History And Philosophy Of Science | X355 Philosophy of Social Science (3 cr.)
X355 | 2717 | Koertge


X355 Philosophy of Social Science (3 cr.)
Time and Day: 1:00p-2:15p TR
Place: GB107
Section: 2717
Noretta Koertge
Since the social sciences study people while the natural sciences study animals, vegetables and
minerals, it seems that the procedures used in history, sociology, anthropology might well be
significantly different from those found in physics, astronomy and chemistry.  Many
philosophers and some social scientists, however, would argue strongly for a unity of all
sciences.  ARE the methods and structure of the social sciences different from those found in the
natural sciences?  If so, what is their distinctive character?
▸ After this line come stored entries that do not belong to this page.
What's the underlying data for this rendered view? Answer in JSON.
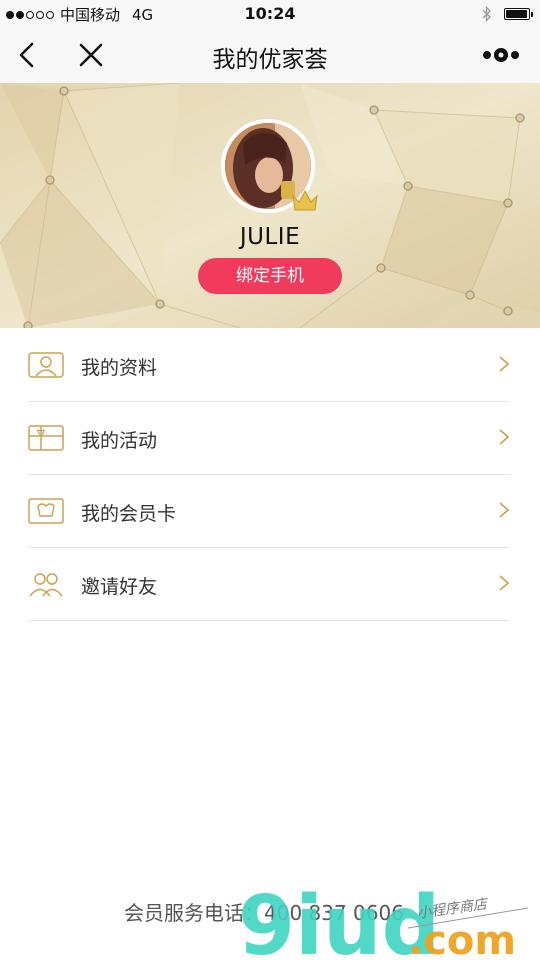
{
  "status_bar": {
    "signal": [
      true,
      true,
      false,
      false,
      false
    ],
    "carrier": "中国移动",
    "network": "4G",
    "time": "10:24",
    "battery_level": 0.95
  },
  "nav": {
    "title": "我的优家荟",
    "back_icon": "chevron-left-icon",
    "close_icon": "close-icon",
    "more_icon": "more-dots-icon"
  },
  "profile": {
    "username": "JULIE",
    "bind_phone_label": "绑定手机",
    "avatar_icon": "avatar",
    "badge_icon": "crown-icon"
  },
  "menu": {
    "items": [
      {
        "label": "我的资料",
        "icon": "id-card-icon"
      },
      {
        "label": "我的活动",
        "icon": "gift-card-icon"
      },
      {
        "label": "我的会员卡",
        "icon": "member-card-icon"
      },
      {
        "label": "邀请好友",
        "icon": "friends-icon"
      }
    ]
  },
  "footer": {
    "hotline": "会员服务电话：400 837 0606"
  },
  "watermark": {
    "brand": "9iud",
    "suffix": ".com",
    "tagline": "小程序商店"
  },
  "colors": {
    "accent": "#f23a5c",
    "gold": "#c9a352",
    "banner": "#e8dcb8"
  }
}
In the first half of this seminar we will read articles in an anthology edited by Martin and
McIntyre: READINGS IN THE PHILOSOPHY OF SOCIAL SCIENCE (MIT Press, 1995).
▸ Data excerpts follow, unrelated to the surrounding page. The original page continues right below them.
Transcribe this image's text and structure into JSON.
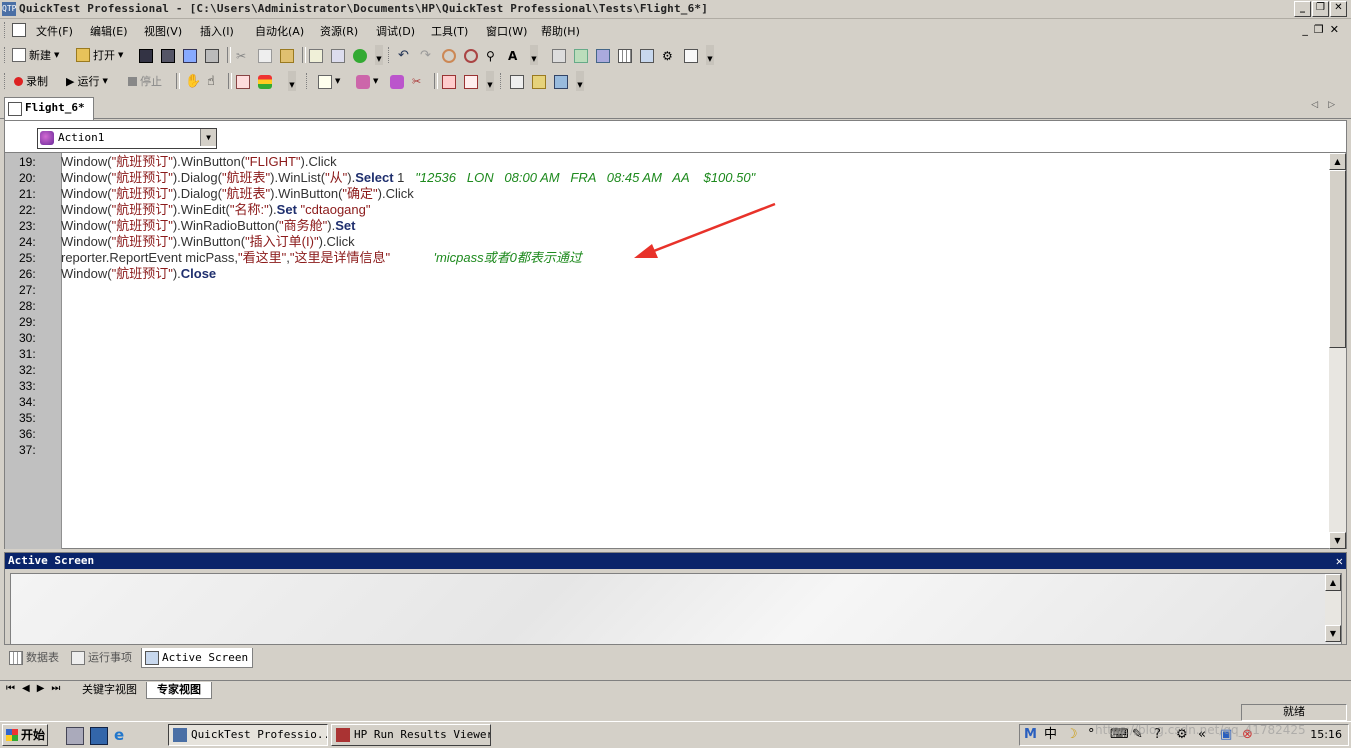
{
  "window": {
    "title": "QuickTest Professional - [C:\\Users\\Administrator\\Documents\\HP\\QuickTest Professional\\Tests\\Flight_6*]",
    "app_icon_text": "QTP"
  },
  "menu": [
    "文件(F)",
    "编辑(E)",
    "视图(V)",
    "插入(I)",
    "自动化(A)",
    "资源(R)",
    "调试(D)",
    "工具(T)",
    "窗口(W)",
    "帮助(H)"
  ],
  "toolbar1": {
    "new_label": "新建",
    "open_label": "打开"
  },
  "toolbar2": {
    "record_label": "录制",
    "run_label": "运行",
    "stop_label": "停止"
  },
  "document_tab": "Flight_6*",
  "action_select": {
    "value": "Action1"
  },
  "editor": {
    "lines": [
      {
        "num": "19:",
        "parts": [
          [
            "obj",
            "Window("
          ],
          [
            "str",
            "\"航班预订\""
          ],
          [
            "obj",
            ").WinButton("
          ],
          [
            "str",
            "\"FLIGHT\""
          ],
          [
            "obj",
            ").Click"
          ]
        ]
      },
      {
        "num": "20:",
        "parts": [
          [
            "obj",
            "Window("
          ],
          [
            "str",
            "\"航班预订\""
          ],
          [
            "obj",
            ").Dialog("
          ],
          [
            "str",
            "\"航班表\""
          ],
          [
            "obj",
            ").WinList("
          ],
          [
            "str",
            "\"从\""
          ],
          [
            "obj",
            ")."
          ],
          [
            "kw",
            "Select"
          ],
          [
            "obj",
            " 1   "
          ],
          [
            "cm",
            "\"12536   LON   08:00 AM   FRA   08:45 AM   AA    $100.50\""
          ]
        ]
      },
      {
        "num": "21:",
        "parts": [
          [
            "obj",
            "Window("
          ],
          [
            "str",
            "\"航班预订\""
          ],
          [
            "obj",
            ").Dialog("
          ],
          [
            "str",
            "\"航班表\""
          ],
          [
            "obj",
            ").WinButton("
          ],
          [
            "str",
            "\"确定\""
          ],
          [
            "obj",
            ").Click"
          ]
        ]
      },
      {
        "num": "22:",
        "parts": [
          [
            "obj",
            "Window("
          ],
          [
            "str",
            "\"航班预订\""
          ],
          [
            "obj",
            ").WinEdit("
          ],
          [
            "str",
            "\"名称:\""
          ],
          [
            "obj",
            ")."
          ],
          [
            "kw",
            "Set"
          ],
          [
            "obj",
            " "
          ],
          [
            "str",
            "\"cdtaogang\""
          ]
        ]
      },
      {
        "num": "23:",
        "parts": [
          [
            "obj",
            "Window("
          ],
          [
            "str",
            "\"航班预订\""
          ],
          [
            "obj",
            ").WinRadioButton("
          ],
          [
            "str",
            "\"商务舱\""
          ],
          [
            "obj",
            ")."
          ],
          [
            "kw",
            "Set"
          ]
        ]
      },
      {
        "num": "24:",
        "parts": [
          [
            "obj",
            "Window("
          ],
          [
            "str",
            "\"航班预订\""
          ],
          [
            "obj",
            ").WinButton("
          ],
          [
            "str",
            "\"插入订单(I)\""
          ],
          [
            "obj",
            ").Click"
          ]
        ]
      },
      {
        "num": "25:",
        "parts": [
          [
            "obj",
            "reporter.ReportEvent micPass,"
          ],
          [
            "str",
            "\"看这里\""
          ],
          [
            "obj",
            ","
          ],
          [
            "str",
            "\"这里是详情信息\""
          ],
          [
            "obj",
            "            "
          ],
          [
            "cm",
            "'micpass或者0都表示通过"
          ]
        ]
      },
      {
        "num": "26:",
        "parts": [
          [
            "obj",
            "Window("
          ],
          [
            "str",
            "\"航班预订\""
          ],
          [
            "obj",
            ")."
          ],
          [
            "kw",
            "Close"
          ]
        ]
      },
      {
        "num": "27:",
        "parts": []
      },
      {
        "num": "28:",
        "parts": []
      },
      {
        "num": "29:",
        "parts": []
      },
      {
        "num": "30:",
        "parts": []
      },
      {
        "num": "31:",
        "parts": []
      },
      {
        "num": "32:",
        "parts": []
      },
      {
        "num": "33:",
        "parts": []
      },
      {
        "num": "34:",
        "parts": []
      },
      {
        "num": "35:",
        "parts": []
      },
      {
        "num": "36:",
        "parts": []
      },
      {
        "num": "37:",
        "parts": []
      }
    ]
  },
  "active_screen": {
    "title": "Active Screen",
    "close": "✕"
  },
  "bottom_tabs": [
    "数据表",
    "运行事项",
    "Active Screen"
  ],
  "view_tabs": [
    "关键字视图",
    "专家视图"
  ],
  "status": "就绪",
  "taskbar": {
    "start": "开始",
    "tasks": [
      "QuickTest Professio...",
      "HP Run Results Viewer"
    ],
    "clock": "15:16",
    "tray_ime": "中"
  },
  "watermark": "https://blog.csdn.net/qq_41782425",
  "colors": {
    "title_active": "#0a246a",
    "keyword": "#1f2f6e",
    "string": "#8b1a1a",
    "comment": "#1e8a1e",
    "arrow": "#e8322a"
  }
}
The second half of the course will focus on a particularly controversial topic, SOCIAL
CONSTRUCTIVISM.  Our readings here will include Searle, THE CONSTRUCTION OF
SOCIAL REALITY (Free Press, 1995).
There are no formal prerequisites for this course, but students should have had at least informal
exposure to some of the basic issues in philosophy of science, such as via courses in this
department of through considerable exposure to methodological issues in their social science
classes.
Students will be expected to keep up with the readings and participate in discussion, make an
oral presentation and write a research paper.